AI Blog #2: Rapid Listing - Building Multi-modal AI Application [English Blog]
![AI Blog #2: Rapid Listing - Building Multi-modal AI Application [English Blog]](https://static.chotot.com/storage/chotot-blog/2025/07/banner.png)
A Technical Journey from Traditional Programming to LLM Integration - Team Collaboration, Challenges, and Innovation and our User-First approach.
Transforming Traditional Marketplace Listings
What began as “Garage Sale” (Chợ Phiên) evolved into “Rapid Listing” (Đăng nhanh bằng AI)—a name that better reflected our ambitious vision of integrating AI technology into the core functionality of our Chợ Tốt mobile app. This project represented more than just a new feature; it was a multi-modal AI product, marking a fundamental shift from traditional deterministic programming to the probabilistic world of Large Language Models (LLMs).
At Chợ Tốt, our user-first philosophy drives every innovation. We recognized that traditional listing creation was time-consuming and often intimidating for sellers. This user pain point became the catalyst for Rapid Listing—transforming a complex, multi-step process into something as simple as pointing a camera at an item.
AI Quét Là Bán
The Technical Foundation: From Idea to Implementation for iOS App
Brainstorming and Architecture Design
The concept was revolutionary for our marketplace—users could simply point their camera at an item, and our AI would automatically generate a high-quality listing with extracted product information, category mapping, and pricing suggestions.
The initial architecture involved several key components:
- Real-time camera feed processing using Apple’s
AVFoundation
andCore Media
framework - Multi-modal data extraction (text, audio, video, image)
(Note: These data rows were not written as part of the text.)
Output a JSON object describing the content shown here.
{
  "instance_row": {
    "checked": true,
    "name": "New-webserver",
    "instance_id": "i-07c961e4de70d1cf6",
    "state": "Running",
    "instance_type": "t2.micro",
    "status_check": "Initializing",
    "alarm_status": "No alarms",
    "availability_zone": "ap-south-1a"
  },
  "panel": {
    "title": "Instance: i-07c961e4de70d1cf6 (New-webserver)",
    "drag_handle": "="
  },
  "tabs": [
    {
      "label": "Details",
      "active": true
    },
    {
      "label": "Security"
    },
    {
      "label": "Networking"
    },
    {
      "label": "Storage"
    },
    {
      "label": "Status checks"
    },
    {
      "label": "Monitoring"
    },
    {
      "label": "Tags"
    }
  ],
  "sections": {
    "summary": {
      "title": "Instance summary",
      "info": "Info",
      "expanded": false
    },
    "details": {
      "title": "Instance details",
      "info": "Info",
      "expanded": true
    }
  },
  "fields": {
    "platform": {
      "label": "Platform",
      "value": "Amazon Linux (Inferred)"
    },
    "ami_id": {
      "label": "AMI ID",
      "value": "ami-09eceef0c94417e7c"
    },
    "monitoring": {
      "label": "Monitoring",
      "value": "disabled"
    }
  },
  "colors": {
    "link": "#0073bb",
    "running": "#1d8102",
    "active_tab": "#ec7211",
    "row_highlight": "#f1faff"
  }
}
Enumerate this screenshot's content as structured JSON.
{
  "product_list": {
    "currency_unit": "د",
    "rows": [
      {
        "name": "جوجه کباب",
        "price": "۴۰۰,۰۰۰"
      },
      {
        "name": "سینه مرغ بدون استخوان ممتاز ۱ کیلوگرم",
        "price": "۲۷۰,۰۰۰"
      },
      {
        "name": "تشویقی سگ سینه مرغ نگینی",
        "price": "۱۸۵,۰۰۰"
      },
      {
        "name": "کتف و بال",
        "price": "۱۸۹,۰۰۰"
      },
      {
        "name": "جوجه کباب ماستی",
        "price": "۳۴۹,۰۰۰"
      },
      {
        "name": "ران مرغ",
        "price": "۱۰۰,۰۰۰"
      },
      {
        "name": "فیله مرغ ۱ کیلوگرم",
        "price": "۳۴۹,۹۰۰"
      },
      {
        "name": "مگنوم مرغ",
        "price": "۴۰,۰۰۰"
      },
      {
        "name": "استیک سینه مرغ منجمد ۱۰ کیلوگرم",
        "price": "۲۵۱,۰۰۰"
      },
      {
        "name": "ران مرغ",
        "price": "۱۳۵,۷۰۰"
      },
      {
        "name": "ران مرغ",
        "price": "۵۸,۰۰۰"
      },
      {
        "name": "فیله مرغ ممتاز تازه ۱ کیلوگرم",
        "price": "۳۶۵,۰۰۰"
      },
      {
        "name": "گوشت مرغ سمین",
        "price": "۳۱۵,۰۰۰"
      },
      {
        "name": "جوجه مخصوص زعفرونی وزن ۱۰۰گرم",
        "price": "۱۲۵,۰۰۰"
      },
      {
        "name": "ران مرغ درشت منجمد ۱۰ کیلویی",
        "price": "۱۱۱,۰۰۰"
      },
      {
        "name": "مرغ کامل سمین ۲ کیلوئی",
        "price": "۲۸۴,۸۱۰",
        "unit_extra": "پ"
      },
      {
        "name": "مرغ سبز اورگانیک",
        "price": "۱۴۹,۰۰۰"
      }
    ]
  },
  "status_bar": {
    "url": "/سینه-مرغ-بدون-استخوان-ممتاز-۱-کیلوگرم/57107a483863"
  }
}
- Hybrid intelligence model combining on-device and cloud AI
- Probabilistic UI design to handle non-deterministic AI responses
Research and Dataset Preparation
Our Data Engineering team executed a comprehensive data collection and annotation pipeline:
- Multi-category taxonomy spanning diverse product verticals
- Large-scale dataset with thousands of labeled video samples
- Automated quality validation pipelines ensuring consistent annotation standards
This dataset became the foundation for training our AI models to accurately extract attributes and map products to Chợ Tốt’s specific category taxonomy.
Technical Challenges and Solutions
Transitioning from Deterministic to Probabilistic Programming
The Problem: Traditional mobile app development follows a predictable, deterministic pattern: fetch data from an API, decode it into a strict data model, and display it in a predefined UI. LLM-driven development shatters this paradigm.
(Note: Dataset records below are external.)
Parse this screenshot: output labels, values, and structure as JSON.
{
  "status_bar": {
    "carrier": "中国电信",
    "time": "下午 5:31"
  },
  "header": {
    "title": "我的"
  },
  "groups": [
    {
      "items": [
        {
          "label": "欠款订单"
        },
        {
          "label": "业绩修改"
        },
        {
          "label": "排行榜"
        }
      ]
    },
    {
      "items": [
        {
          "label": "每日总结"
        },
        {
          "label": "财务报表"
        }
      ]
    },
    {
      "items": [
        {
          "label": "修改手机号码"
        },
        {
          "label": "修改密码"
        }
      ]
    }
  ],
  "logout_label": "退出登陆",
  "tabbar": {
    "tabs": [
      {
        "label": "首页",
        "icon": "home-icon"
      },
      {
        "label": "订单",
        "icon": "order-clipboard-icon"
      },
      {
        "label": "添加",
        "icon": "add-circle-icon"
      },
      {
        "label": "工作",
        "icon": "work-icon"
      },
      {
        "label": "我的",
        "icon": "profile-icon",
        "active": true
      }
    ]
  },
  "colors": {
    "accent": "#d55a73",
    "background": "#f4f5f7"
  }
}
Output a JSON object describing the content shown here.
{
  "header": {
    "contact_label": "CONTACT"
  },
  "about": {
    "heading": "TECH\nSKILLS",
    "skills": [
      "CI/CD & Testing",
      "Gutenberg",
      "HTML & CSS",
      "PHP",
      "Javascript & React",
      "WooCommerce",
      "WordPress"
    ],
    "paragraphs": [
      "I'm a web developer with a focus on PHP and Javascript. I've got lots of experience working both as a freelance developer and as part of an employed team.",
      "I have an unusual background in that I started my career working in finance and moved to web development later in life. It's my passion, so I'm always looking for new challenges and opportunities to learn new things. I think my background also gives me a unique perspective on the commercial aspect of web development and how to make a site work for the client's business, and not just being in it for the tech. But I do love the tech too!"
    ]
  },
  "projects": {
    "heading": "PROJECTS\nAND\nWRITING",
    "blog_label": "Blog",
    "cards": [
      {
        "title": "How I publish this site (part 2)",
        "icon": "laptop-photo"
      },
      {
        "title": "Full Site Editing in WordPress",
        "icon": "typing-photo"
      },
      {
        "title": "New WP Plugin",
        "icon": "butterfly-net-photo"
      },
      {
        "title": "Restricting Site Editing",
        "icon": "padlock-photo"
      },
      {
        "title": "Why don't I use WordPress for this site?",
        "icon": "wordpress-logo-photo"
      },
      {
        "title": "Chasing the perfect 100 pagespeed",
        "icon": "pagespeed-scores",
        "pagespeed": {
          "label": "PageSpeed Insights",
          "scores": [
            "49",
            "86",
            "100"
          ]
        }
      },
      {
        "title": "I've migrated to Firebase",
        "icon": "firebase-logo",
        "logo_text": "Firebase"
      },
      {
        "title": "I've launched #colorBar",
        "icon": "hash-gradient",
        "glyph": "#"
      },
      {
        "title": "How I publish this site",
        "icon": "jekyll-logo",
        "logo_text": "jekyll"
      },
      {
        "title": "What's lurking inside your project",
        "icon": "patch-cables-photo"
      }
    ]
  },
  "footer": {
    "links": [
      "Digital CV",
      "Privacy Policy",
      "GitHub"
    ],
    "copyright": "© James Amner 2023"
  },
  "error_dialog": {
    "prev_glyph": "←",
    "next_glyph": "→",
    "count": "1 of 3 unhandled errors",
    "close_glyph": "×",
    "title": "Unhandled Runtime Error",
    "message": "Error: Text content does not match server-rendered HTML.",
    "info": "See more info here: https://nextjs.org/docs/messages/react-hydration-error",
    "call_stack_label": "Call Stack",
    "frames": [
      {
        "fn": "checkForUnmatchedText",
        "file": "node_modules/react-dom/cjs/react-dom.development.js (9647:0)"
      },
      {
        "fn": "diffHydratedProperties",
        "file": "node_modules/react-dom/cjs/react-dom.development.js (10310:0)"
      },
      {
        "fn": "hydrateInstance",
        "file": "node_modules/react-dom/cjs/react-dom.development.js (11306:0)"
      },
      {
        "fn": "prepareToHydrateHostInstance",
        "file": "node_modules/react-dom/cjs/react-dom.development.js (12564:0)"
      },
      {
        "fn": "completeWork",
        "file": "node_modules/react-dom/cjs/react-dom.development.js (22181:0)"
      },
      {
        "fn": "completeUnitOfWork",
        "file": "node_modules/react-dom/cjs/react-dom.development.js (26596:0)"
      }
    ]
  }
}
Note: This blog highlights case studies and architecture decisions for iOS, but the same principles and workflow apply to Android.
The Solution: We developed a flexible data ingestion layer that could handle:
- Variable AI outputs with optional fields
- Unexpected response formats
- Partial or incomplete data
- Resilient parsing mechanisms
Instead of “fail-fast” decoding, we embraced graceful degradation and suggestion-based interfaces.
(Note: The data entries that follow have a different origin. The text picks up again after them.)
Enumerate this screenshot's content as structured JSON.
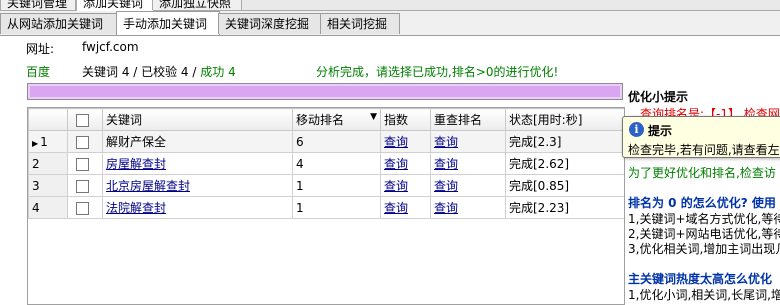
{
  "top_tabs": [
    "关键词管理",
    "添加关键词",
    "添加独立快照"
  ],
  "sub_tabs": [
    "从网站添加关键词",
    "手动添加关键词",
    "关键词深度挖掘",
    "相关词挖掘"
  ],
  "url": {
    "label": "网址:",
    "value": "fwjcf.com"
  },
  "engine": "百度",
  "stats": {
    "prefix": "关键词 4 / 已校验 4 / ",
    "success": "成功 4"
  },
  "status_message": "分析完成，请选择已成功,排名>0的进行优化!",
  "progress": 1.0,
  "table": {
    "columns": [
      "",
      "",
      "关键词",
      "移动排名",
      "指数",
      "重查排名",
      "状态[用时:秒]"
    ],
    "rows": [
      {
        "n": "1",
        "keyword": "解财产保全",
        "rank": "6",
        "index": "查询",
        "recheck": "查询",
        "status": "完成[2.3]"
      },
      {
        "n": "2",
        "keyword": "房屋解查封",
        "rank": "4",
        "index": "查询",
        "recheck": "查询",
        "status": "完成[2.62]"
      },
      {
        "n": "3",
        "keyword": "北京房屋解查封",
        "rank": "1",
        "index": "查询",
        "recheck": "查询",
        "status": "完成[0.85]"
      },
      {
        "n": "4",
        "keyword": "法院解查封",
        "rank": "1",
        "index": "查询",
        "recheck": "查询",
        "status": "完成[2.23]"
      }
    ]
  },
  "tips": {
    "title": "优化小提示",
    "red": "查询排名是:【-1】 检查网",
    "green": "为了更好优化和排名,检查访",
    "h1": "排名为 0 的怎么优化? 使用",
    "l1": "1,关键词+域名方式优化,等待",
    "l2": "2,关键词+网站电话优化,等待",
    "l3": "3,优化相关词,增加主词出现几",
    "h2": "主关键词热度太高怎么优化",
    "l4": "1,优化小词,相关词,长尾词,增"
  },
  "tooltip": {
    "title": "提示",
    "text": "检查完毕,若有问题,请查看左"
  }
}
Real-time Multi-modal Data Processing
The Problem: Unlike our previous straightforward use of AVFoundation
for video playback, Rapid Listing demanded a sophisticated real-time data extraction pipeline.
At Chợ Tốt, we have a dedicated Video Hub section where users can upload and share videos related to their listings, enhancing the overall user experience and engagement on the platform. We leveraged this existing engineering knowledge and expertise to build the Rapid Listing feature, applying advanced real-time video processing to connect with our AI services while ensuring a seamless user experience.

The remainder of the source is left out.